Your child is walking through an obstacle course with a blindfold on. You are guiding them. You are their eyes. You try the best that you can to direct them, but sometimes there is a problem with communication. He trips. He falls.
What do you do?
Do you yell at him? Tell him to see better? Listen better? Be better?
What do you do?
While he is still fumbling to get up, do you start telling him what to do next?
There is a part of the brain that makes us human.
I like to call it the decision-making brain. Daniel Siegel calls it the upstairs brain. The part that allows you to plan, to express your personality, to save. This is the part of the brain that makes you think, “Why are we here?” and “I shouldn’t be angry at him.” This is the part of the brain that some studies show strengthens during meditation. The prefrontal cortex.
Your child just barely has this brain. It’s incredibly underdeveloped—so underdeveloped that we think it isn’t finished developing until 25. Where they’re littles, it is there, but it’s very hard to use. It’s so hard for them to regulate their emotions, to think about tomorrow, to plan ahead.
That’s where you come in, as the parent.
In a big sense, you are your child’s human-brain.
Most parent’s know this pretty intuitively about physical pain. We recognize that our children cannot make a decision to stop being in pain, and that they often need our help and comfort. We know that our babies don’t need to just try to calm down when they are teething. They’re going through something that is painful that they don’t understand. They need our help.
This is equally true of emotional pain.
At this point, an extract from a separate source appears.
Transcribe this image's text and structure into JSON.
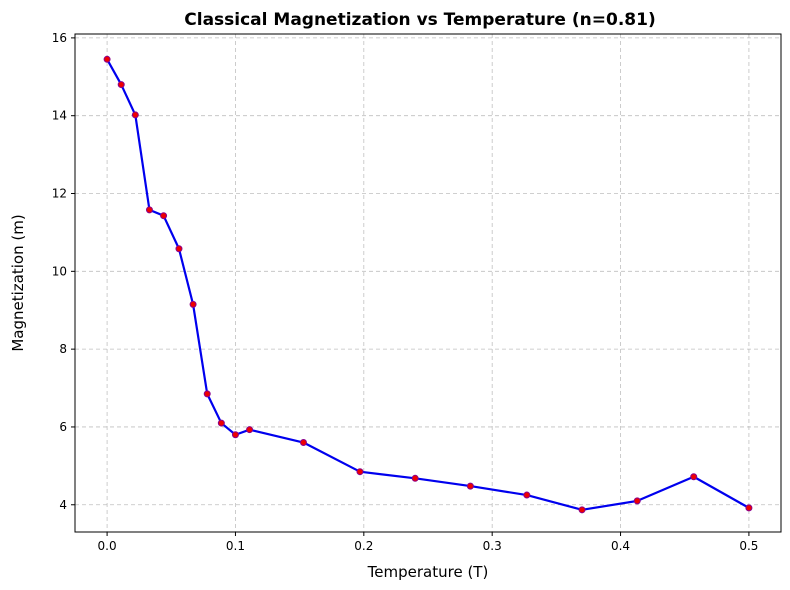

As children age, they will have more complex emotions, and often times they won’t understand the source of their pain. All that they know is that things are too much to handle.
As adults, we sometimes have very big emotions that are too much to handle. You can think of your face going red, eyes burning, throat feeling scratchy. You can think of your shoulders dropping, face going expressionless, voice going toneless. You can think of a tingle spreading outwards from your center, water welling in your eyes, and warmth. These are all big emotions that we can’t stop ourselves from feeling all of the time.
But we have a much bigger tolerance for events before we cross the threshold into these hard-to-manage emotions, and we are far more skilled at returning to homeostasis. When we get upset, we usually don’t have a tantrum or take a very long time to calm down.
That doesn’t mean that we aren’t still physiologically triggered. We are. It takes a long time to fully calm down, even for adults. John Gottman recommends a minimum of 20 minutes after being flooded to return to a tense conversations so that you can fully reset.
Even as adults, we have to calm down before we can return to a problem and solve it. We cannot think through a problem when we’re having very strong emotions. We say, “Give me a minute to think.”
Children will never learn to respond rationally and intelligently when they are having very big emotions because that’s not something that people can do.
It is your job to bring them back to homeostasis so that they can begin to think, because the ability to emotionally regulate that allows you to do it just isn’t there yet. You must be their decision-making brain until they can get back into it themselves.